Vocês, queridos leitores e leitoras, nem imaginam quem são nossos clientes na rua! Não digo aqueles que aparecem de vez em quando. Falo daqueles fixos, fiéis, que nós, das calçadas da vida, chamamos de "cobertor", gíria para quem nos dá cobertura, dinheiro e calor, humano ou outro. Claro que não vou revelar quem são, pois além de ser fiel a meus clientes, não sou louca de perder gente tão legal, que me dá carinho, amizade e, claro, sustento. Mas basta dizer que entre eles tem uma meia dúzia de atores (e atrizes...) muito conhecidos, do cinema, da televisão e do teatro. Tem também muito advogado, políticos de todos os tipos, policiais(delegados, claro, pois os outros não podem me pagar) e até dois embaixadores bastante conhecidos. Um deles, lindo, ainda jovem e casado, é louco por mim e uma vez me levou num passeio de barco que foi inesquecível em todos os sentidos. Nós dois e os convidados quase botamos fogo em tudo, de tanto calor humano, para não dizer outra coisa.

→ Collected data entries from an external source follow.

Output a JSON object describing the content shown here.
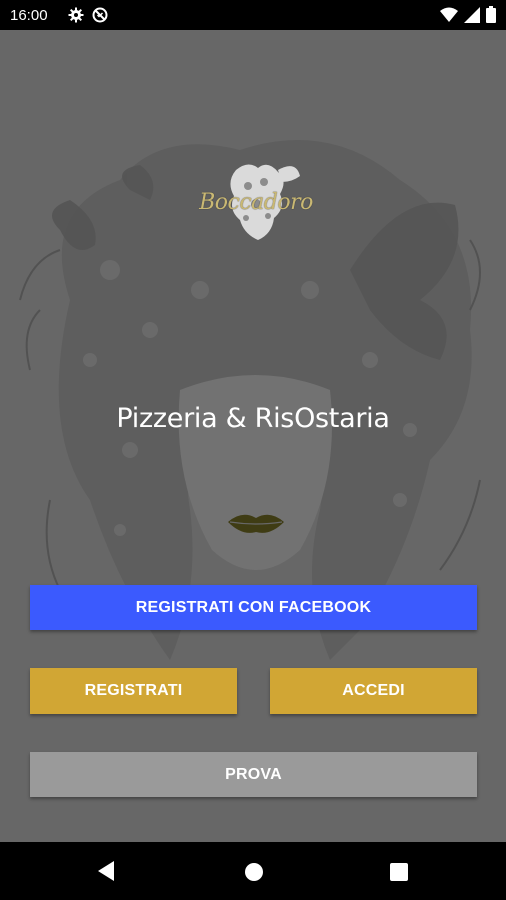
{
  "status_bar": {
    "time": "16:00",
    "icons_left": [
      "gear-icon",
      "do-not-disturb-icon"
    ],
    "icons_right": [
      "wifi-icon",
      "signal-icon",
      "battery-icon"
    ]
  },
  "app": {
    "logo_text": "Boccadoro",
    "tagline": "Pizzeria & RisOstaria",
    "buttons": {
      "facebook": "REGISTRATI CON FACEBOOK",
      "register": "REGISTRATI",
      "login": "ACCEDI",
      "try": "PROVA"
    },
    "colors": {
      "background": "#676767",
      "facebook": "#3b5afe",
      "gold": "#d1a634",
      "try": "#9a9a9a"
    }
  },
  "nav_bar": {
    "icons": [
      "back-icon",
      "home-icon",
      "recents-icon"
    ]
  }
}
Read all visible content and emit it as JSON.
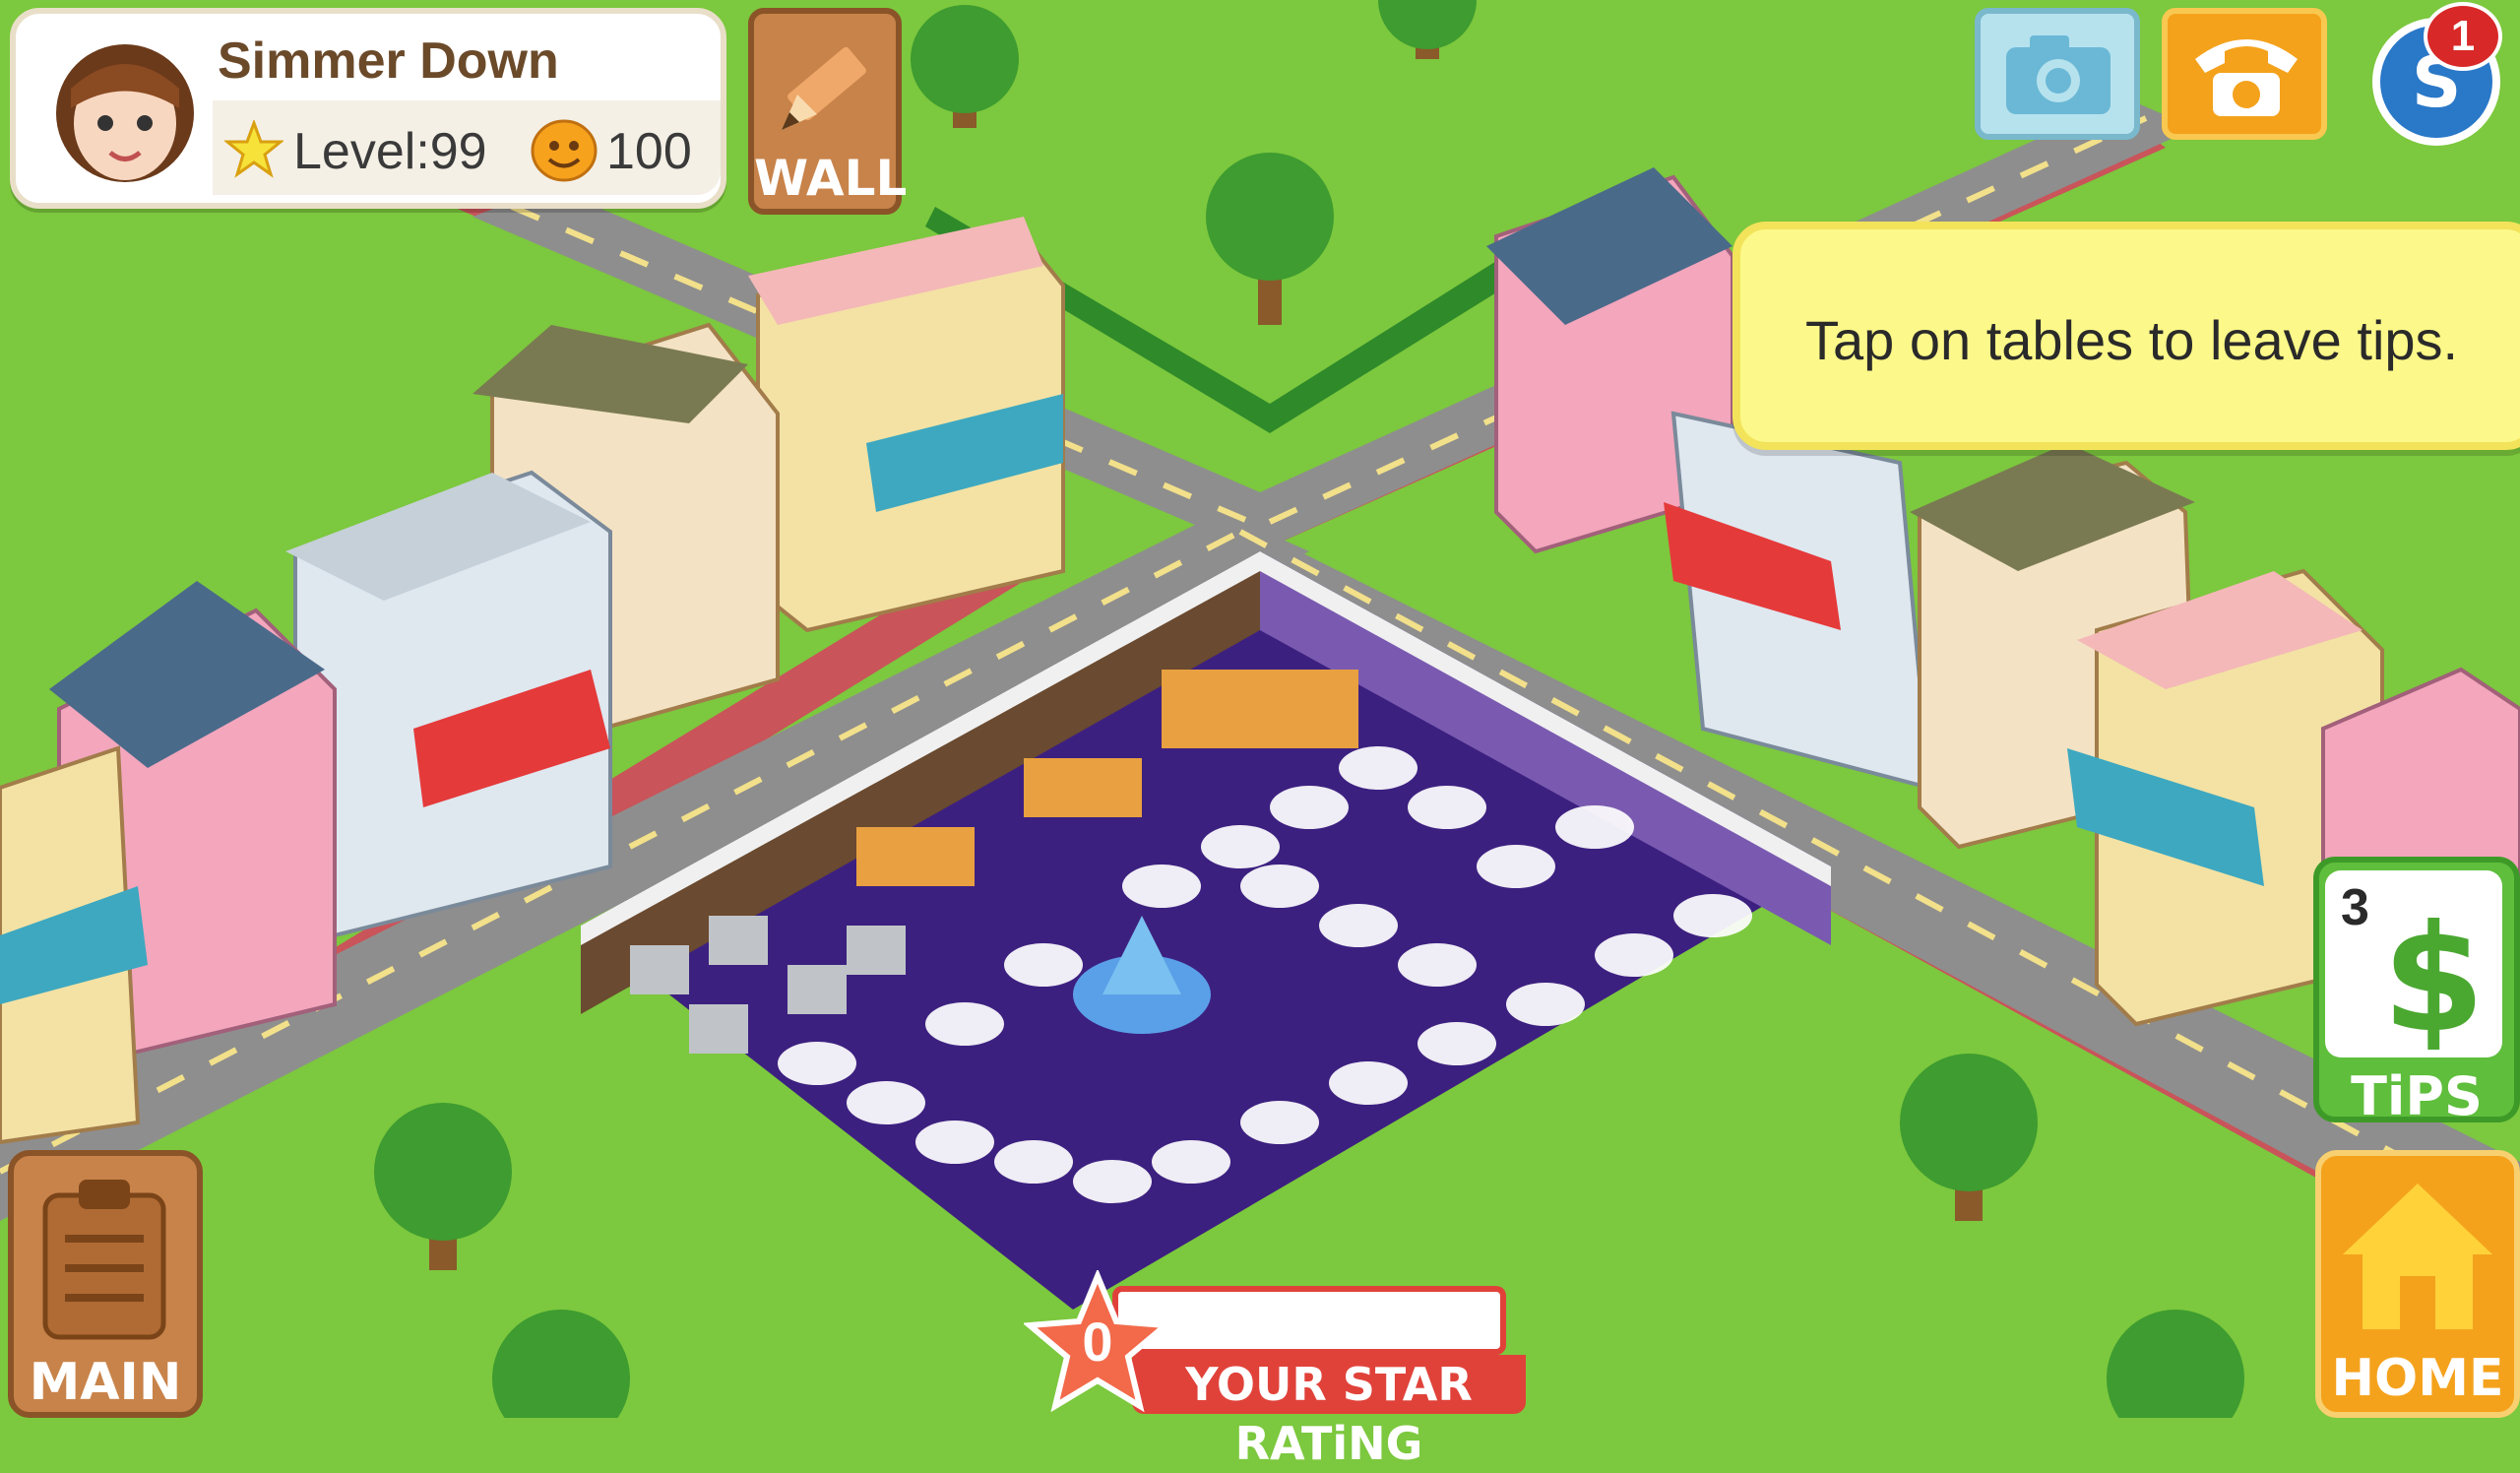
{
  "profile": {
    "name": "Simmer Down",
    "level_label": "Level:",
    "level": "99",
    "coins": "100"
  },
  "buttons": {
    "wall": "WALL",
    "main": "MAIN",
    "home": "HOME",
    "tips": "TiPS"
  },
  "tips_count": "3",
  "notification_badge": "1",
  "tip_message": "Tap on tables to leave tips.",
  "star_rating": {
    "label": "YOUR STAR RATiNG",
    "value": "0"
  },
  "colors": {
    "grass": "#7cc83e",
    "road": "#8a8a8a",
    "sidewalk": "#c9545a",
    "floor": "#3c2080",
    "wall": "#7a5ab0",
    "tip_box": "#fcf889",
    "button_orange": "#f4a21c",
    "button_green": "#5fbe3c",
    "button_brown": "#9a5a2c"
  }
}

Outra lembrança inesquecível que eu tive foi, imaginem com quem: um dançarino famoso, desses de Teatro Municipal, não de gafieira, que era gay mas também tinha umas recaídas com mulher. Quando isso acontecia, vinha correndo me procurar. Era uma fera, eu confesso. Basta dizer que foi ele que, numa noite de bebedeira, me ensinou alguns "passos" de balé (não foi bem isso, mas não posso contar aqui) que até hoje deixa muita gente espantada. Teve também um tipo muito estranho, que eu chamava de "Professor". Apareceu durante uma semana e acabou desaparecendo para nunca mais voltar. Até hoje não entendi qual era a dele. Me pagava, me levava para a casa dele, cheia de livros, e ficava me ensinando português, geografia, matemática, como se fosse uma sala de aula. Mas tinha uma coisa. Fazia questão de uma coisa só, nada mais, que eu ele e ficássemos totalmente nus. Pois é, a noite é assim, cheia de gente boa, gente má e muita coisa esquisita.